Another factor is that we have seen how conditions such as diabetes and obesity have played a significant role in Covid-19 risk and outcomes.  Plant-based diets are able to help in reducing these types of conditions as well as heart conditions and overall well-being.  They are better for human health as well as the health of our soil. Fruits, vegetables, wholegrains and pulses can be cultivated sustainably by working in harmony with nature rather than against it.

When people travel, they do want to treat themselves but they also do not want to compromise on their chosen diet.  So for any hotel there is a huge opportunity to offer more plant-based options.  Hotel restaurants can offer creative and unusual dishes which their guests may not have time to do at home, using local ingredients which may be unknown by the guest.  Fruits and vegetables always provide color to any dish and they can become the leading star ingredients rather than taking second-place to meat or fish!  The addition of fresh herbs and spices can create a depth of flavour and aroma.

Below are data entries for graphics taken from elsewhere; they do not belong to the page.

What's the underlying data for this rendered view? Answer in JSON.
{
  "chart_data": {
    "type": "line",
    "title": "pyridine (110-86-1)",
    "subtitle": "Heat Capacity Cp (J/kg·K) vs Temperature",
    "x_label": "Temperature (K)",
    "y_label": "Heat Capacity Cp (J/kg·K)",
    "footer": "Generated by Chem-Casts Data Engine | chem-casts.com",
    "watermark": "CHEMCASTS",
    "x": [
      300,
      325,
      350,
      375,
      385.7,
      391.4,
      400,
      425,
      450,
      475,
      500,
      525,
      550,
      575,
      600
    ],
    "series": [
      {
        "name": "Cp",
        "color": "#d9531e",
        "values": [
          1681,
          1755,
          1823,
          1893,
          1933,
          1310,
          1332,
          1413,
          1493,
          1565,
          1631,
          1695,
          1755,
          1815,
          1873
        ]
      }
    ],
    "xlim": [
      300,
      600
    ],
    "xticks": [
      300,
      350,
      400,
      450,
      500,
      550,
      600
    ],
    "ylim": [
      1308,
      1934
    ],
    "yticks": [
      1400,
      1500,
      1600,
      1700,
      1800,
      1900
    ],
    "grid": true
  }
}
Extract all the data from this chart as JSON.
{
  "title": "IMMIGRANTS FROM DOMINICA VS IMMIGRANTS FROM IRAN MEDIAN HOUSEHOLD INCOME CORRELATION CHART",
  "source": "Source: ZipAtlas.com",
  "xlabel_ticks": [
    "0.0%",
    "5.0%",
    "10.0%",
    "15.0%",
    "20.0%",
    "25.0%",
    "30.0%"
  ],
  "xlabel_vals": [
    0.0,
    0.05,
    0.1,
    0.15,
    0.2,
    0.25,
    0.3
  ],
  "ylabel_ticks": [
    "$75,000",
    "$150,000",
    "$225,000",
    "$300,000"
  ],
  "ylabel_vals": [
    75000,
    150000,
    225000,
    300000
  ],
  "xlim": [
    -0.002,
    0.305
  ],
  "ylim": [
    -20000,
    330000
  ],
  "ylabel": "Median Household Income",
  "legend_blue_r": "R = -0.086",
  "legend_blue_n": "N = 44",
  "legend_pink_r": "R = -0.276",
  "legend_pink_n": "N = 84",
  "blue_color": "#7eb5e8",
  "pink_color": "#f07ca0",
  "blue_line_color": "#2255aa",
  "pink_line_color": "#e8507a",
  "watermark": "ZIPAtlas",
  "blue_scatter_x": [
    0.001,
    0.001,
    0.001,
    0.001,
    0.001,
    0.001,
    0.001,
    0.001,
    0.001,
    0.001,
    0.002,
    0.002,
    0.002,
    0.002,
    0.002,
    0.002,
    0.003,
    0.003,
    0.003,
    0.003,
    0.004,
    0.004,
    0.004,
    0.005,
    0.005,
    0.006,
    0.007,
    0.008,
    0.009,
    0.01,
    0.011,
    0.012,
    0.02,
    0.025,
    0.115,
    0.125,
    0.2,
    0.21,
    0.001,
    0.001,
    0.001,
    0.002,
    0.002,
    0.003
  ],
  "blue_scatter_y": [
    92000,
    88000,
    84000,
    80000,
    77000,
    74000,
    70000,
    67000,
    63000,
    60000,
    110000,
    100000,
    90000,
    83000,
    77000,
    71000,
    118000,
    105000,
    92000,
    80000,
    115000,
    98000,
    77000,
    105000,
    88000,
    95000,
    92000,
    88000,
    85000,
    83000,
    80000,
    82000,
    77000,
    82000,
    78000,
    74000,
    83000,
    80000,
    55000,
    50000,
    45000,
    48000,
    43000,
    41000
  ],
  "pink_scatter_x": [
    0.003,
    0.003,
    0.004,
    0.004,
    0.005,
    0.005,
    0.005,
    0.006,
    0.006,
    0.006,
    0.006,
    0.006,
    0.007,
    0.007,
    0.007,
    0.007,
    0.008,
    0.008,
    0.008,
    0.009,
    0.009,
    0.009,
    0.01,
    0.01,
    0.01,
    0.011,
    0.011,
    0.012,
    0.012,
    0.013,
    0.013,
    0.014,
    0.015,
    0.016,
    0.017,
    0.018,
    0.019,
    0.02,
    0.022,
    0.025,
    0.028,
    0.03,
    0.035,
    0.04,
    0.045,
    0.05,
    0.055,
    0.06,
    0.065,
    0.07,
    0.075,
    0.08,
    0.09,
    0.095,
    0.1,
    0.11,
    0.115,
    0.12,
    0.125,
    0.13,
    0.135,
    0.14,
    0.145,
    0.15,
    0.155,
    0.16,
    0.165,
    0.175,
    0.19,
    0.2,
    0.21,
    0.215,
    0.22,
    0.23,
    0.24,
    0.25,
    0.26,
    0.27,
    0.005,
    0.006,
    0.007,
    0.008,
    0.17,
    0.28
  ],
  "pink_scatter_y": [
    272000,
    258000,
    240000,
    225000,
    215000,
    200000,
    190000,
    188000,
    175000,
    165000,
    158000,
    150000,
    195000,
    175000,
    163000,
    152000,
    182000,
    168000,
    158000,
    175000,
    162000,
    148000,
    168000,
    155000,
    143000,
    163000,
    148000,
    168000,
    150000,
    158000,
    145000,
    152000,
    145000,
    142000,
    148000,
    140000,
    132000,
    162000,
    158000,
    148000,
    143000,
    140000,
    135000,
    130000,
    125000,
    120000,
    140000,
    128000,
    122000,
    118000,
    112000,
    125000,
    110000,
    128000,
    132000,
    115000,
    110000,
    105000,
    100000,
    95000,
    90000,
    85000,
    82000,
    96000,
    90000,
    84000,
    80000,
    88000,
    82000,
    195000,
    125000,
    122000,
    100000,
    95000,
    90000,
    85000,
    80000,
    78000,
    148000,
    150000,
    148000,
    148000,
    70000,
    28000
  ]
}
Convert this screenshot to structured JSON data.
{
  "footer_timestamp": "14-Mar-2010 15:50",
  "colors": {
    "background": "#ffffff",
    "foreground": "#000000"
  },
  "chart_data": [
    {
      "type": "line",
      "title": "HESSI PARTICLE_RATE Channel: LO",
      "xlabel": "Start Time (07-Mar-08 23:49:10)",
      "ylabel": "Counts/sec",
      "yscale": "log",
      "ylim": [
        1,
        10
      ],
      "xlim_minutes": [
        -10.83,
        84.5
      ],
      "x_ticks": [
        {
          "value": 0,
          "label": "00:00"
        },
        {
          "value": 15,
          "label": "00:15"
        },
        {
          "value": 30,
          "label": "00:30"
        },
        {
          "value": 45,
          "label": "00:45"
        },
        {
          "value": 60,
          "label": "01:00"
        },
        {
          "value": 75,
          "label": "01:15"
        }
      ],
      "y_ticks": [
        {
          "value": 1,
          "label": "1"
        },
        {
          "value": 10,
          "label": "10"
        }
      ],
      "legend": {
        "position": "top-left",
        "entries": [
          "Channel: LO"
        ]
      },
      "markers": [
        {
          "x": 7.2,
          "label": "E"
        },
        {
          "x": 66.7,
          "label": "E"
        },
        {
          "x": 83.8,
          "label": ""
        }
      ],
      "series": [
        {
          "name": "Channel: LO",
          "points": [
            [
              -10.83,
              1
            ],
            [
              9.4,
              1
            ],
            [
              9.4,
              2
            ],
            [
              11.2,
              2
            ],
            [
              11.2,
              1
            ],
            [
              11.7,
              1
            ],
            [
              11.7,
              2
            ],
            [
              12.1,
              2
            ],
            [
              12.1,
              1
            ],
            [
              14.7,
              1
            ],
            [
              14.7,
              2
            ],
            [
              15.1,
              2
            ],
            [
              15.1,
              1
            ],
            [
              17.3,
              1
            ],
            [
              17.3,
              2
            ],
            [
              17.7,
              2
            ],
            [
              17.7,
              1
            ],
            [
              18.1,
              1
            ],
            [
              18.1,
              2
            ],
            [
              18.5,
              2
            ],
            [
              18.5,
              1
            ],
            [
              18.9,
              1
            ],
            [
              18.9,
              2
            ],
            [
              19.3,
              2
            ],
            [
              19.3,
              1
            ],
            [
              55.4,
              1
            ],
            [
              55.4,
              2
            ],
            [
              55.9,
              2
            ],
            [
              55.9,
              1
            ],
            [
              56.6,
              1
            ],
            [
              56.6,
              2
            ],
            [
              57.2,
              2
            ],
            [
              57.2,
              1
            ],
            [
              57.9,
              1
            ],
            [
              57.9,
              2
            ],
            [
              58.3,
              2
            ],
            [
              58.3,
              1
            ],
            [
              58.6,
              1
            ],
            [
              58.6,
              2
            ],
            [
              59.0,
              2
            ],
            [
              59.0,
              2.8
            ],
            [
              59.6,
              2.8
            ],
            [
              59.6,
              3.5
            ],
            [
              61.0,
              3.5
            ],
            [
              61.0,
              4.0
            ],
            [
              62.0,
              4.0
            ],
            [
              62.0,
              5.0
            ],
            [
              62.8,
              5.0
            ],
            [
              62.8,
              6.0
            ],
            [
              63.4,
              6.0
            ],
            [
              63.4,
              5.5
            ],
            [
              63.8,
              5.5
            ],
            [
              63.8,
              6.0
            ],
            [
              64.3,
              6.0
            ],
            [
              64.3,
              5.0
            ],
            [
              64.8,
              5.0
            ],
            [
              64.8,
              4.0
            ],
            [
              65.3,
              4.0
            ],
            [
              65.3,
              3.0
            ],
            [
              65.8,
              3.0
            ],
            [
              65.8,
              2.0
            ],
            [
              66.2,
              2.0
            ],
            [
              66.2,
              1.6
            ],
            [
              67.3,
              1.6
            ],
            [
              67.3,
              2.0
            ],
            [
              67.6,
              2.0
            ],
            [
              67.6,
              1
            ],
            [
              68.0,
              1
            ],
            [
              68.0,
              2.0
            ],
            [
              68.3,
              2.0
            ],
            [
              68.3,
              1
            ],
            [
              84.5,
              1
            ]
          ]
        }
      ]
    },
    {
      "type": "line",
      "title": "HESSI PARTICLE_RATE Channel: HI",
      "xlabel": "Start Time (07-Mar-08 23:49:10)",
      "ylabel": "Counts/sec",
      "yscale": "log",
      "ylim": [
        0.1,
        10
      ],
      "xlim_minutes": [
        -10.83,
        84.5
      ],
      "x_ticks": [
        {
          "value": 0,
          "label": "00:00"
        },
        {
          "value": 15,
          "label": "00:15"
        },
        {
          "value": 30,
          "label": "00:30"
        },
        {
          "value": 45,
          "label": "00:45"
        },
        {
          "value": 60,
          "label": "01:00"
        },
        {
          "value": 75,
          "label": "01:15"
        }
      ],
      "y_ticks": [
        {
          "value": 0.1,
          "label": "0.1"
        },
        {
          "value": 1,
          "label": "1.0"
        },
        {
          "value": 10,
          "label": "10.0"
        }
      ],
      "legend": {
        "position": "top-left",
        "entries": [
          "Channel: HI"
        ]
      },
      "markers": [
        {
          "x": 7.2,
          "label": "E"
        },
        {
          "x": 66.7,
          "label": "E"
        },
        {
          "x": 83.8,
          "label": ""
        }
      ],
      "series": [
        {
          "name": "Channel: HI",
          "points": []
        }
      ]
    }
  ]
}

Sustainable supply chains reduce carbon emissions

The organic vegetable garden at Wayaj hotel member, Bawah Reserve, Indonesia

Another factor in sustainable food is how and where ingredients are sourced.  When people travel, they are usually interested in experiencing different cultures.  An important part of this is trying different foods and flavors.  Where possible, it will always be best of offer locally grown and reared produce and guests can be encouraged to try local specialities.

This approach also helps to contribute to the local community rather than importing food from overseas.  This may mean a change in attitudes and some foods may not currently be available locally.  However, this offers hoteliers the chance to engage with the community and work with a local farmer to become a supplier of a particular vegetable for example.

Even better is for a hotel to consider creating its own organic kitchen garden (as many Wayaj hotel members do) and growing their own fruit and vegetables for a true farm to fork experience.

This approach covers wines and beverages too.  The cocktails on offer may contain local indigenous fruits. The wines on offer could be made from grapes produced by local vineyards or spirits from local ingredients.

Staff should be involved

The success of any sustainability strategy depends greatly on engagement with staff.  As mentioned, excess food can be shared with them.  But more than that, they can be involved in highlighting sustainable options on menus, explaining about different portion sizes available. 

They can tell guests about the provenance of the foods on their menus and even show them round their own organic kitchen garden.  Many hotels offer cooking classes which allow guests to pick vegetables themselves and cook up something really special! 

Everyone loves food and this is something that staff can get excited about too!